"Generative AI," or "Generative Artificial Intelligence," (GenAI) refers to a subset of "Artificial Intelligence" (AI) that aims to create new data that's similar to the data it has been trained on. This type of AI uses techniques like Machine Learning (more specifically Deep Learning) to analyse large amounts of data and learn to mimic or generate similar data.
Importantly, this kind of "Artificial Intelligence" is distinct from what we normally think of as AI (either "Artificial General Intelligence" or "Strong AI") which would be able to independently learn any intellectual task that a human could perform. However, GenAI is not capable of learning, or understanding the concepts underlying its own responses to human prompts.
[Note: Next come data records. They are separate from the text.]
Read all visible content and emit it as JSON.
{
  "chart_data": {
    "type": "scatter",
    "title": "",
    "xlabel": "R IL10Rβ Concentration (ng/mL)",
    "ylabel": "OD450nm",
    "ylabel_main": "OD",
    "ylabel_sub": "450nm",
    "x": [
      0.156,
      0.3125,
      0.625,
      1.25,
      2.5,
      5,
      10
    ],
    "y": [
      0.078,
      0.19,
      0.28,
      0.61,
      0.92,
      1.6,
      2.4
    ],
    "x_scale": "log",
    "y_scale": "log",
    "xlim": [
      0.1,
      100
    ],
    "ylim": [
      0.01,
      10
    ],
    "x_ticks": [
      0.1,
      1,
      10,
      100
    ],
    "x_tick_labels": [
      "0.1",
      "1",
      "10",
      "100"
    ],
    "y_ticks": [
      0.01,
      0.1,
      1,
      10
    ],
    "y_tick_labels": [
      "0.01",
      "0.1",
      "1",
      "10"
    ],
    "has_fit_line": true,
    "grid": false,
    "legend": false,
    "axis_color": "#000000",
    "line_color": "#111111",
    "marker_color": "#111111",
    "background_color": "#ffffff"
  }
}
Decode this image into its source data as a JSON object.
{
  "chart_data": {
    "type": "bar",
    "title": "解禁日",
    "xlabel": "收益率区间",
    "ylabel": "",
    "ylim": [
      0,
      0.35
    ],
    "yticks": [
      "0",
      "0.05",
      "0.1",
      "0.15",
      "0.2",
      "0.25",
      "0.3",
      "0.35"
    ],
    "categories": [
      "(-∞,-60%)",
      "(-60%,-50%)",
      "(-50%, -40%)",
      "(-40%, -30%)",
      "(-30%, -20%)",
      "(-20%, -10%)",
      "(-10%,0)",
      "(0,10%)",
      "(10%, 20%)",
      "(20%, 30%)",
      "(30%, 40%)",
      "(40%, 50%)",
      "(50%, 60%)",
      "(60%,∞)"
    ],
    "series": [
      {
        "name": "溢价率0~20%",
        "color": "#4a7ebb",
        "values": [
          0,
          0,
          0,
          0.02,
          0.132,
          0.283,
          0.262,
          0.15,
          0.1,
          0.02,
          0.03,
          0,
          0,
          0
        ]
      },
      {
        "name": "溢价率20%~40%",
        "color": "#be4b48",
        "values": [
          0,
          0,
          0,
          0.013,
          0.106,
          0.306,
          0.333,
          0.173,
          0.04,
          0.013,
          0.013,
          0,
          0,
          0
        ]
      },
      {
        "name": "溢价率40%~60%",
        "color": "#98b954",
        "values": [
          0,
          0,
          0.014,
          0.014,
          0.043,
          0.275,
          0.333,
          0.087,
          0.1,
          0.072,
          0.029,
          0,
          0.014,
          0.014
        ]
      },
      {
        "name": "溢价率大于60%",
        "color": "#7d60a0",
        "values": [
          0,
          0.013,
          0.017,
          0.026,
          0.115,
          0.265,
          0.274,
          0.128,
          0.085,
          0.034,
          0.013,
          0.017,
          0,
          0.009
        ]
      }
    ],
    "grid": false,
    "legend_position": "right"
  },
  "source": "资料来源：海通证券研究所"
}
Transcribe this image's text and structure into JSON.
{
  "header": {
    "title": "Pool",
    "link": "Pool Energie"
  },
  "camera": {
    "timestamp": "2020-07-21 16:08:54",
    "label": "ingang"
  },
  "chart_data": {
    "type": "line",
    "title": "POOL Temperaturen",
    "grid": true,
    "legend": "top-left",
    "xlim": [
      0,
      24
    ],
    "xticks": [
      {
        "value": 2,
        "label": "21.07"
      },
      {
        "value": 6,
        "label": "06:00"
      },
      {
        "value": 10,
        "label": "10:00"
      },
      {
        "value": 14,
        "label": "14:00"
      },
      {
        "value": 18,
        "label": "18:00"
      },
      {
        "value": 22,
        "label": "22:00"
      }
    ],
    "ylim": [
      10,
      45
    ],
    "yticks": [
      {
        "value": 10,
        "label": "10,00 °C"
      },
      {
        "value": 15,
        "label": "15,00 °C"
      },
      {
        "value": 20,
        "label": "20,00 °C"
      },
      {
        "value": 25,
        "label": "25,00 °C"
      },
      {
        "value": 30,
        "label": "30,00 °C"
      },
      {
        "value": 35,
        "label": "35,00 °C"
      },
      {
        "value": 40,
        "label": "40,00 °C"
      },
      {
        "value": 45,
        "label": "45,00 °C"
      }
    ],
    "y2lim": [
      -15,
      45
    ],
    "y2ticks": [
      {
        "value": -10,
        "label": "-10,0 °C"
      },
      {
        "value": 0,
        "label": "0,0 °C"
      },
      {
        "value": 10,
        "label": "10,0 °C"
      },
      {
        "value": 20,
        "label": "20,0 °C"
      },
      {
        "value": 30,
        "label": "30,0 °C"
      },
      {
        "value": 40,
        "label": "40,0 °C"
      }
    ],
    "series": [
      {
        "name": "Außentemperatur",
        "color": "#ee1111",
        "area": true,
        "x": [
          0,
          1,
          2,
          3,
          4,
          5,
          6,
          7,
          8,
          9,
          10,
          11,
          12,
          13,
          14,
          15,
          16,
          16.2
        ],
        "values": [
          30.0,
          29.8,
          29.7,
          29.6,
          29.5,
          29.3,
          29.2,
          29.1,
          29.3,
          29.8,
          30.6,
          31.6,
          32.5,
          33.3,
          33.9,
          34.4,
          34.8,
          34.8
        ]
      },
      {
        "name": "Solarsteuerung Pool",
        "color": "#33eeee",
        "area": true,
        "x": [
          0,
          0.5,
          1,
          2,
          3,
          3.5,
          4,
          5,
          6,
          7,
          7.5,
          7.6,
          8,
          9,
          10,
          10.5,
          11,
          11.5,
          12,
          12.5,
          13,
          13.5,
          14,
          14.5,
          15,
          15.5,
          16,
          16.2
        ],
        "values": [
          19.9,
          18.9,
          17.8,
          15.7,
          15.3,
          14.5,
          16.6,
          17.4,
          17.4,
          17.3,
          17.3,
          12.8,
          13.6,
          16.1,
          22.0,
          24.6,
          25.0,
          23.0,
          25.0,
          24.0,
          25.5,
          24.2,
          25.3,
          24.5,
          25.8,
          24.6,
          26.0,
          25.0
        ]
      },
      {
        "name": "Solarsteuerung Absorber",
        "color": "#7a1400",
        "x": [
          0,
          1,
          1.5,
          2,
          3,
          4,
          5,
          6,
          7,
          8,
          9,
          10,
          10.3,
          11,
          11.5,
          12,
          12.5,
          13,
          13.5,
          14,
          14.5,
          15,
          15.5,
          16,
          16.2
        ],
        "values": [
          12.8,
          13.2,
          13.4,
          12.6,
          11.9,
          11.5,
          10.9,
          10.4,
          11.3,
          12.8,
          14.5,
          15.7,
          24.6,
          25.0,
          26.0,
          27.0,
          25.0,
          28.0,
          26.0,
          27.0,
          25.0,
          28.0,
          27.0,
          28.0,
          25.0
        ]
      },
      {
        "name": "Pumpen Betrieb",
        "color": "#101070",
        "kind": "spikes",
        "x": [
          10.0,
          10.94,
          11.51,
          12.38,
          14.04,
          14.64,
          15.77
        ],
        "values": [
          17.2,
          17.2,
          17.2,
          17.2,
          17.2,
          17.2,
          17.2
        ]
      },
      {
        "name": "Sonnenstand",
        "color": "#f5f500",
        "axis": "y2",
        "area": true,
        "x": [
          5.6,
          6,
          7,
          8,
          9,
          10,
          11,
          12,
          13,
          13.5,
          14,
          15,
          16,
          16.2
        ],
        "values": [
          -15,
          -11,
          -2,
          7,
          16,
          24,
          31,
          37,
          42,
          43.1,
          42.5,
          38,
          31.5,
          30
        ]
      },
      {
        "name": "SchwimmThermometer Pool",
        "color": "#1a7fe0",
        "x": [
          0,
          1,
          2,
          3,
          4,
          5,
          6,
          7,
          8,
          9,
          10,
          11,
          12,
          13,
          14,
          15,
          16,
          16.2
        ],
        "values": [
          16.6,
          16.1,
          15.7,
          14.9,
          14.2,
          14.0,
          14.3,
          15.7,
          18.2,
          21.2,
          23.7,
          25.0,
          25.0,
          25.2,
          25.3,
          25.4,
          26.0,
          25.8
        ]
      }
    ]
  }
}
GenAI is actually built on "Large Language Models" (LLM not AI), and these LLMs are based on the "Generative Pre-trained Transformer" architecture (or GPT—as invented by Google). These models learn patterns from a massive amount of text data (ChatGPT 3.5 was trained on 175B parameters, whilst ChatGPT-4 is trained on 1 Trillion parameters.)
LLMs use these patterns (and not logic) to generate responses (they are basically very powerful autocorrect). Unlike other computer systems that are particularly good at math, LLMs are subject to "hallucinations," where they may generate seemingly meaningful responses, that are not otherwise correct. For example, whilst a logic-based computer system will answer the prompt: 6-3= with the (correct) response: 3, an LLM may respond to the same prompt: 6-3= with the pattern-based response: 6-3=3 -> . -> 1 -> 4 and return the digit Pi. This is because the model may recognise that the more common response string is Pi (perhaps because "3.14" is more commonly seen in answers to equations rather than the simple mathematical answer.)
Because GenAI operates on a probabilistic framework, it does not possess true understanding or consciousness like a human.
This means GenAI may be a very powerful tool to help you with general concepts, planning, and structuring your work, but is not reliable to produce work by itself.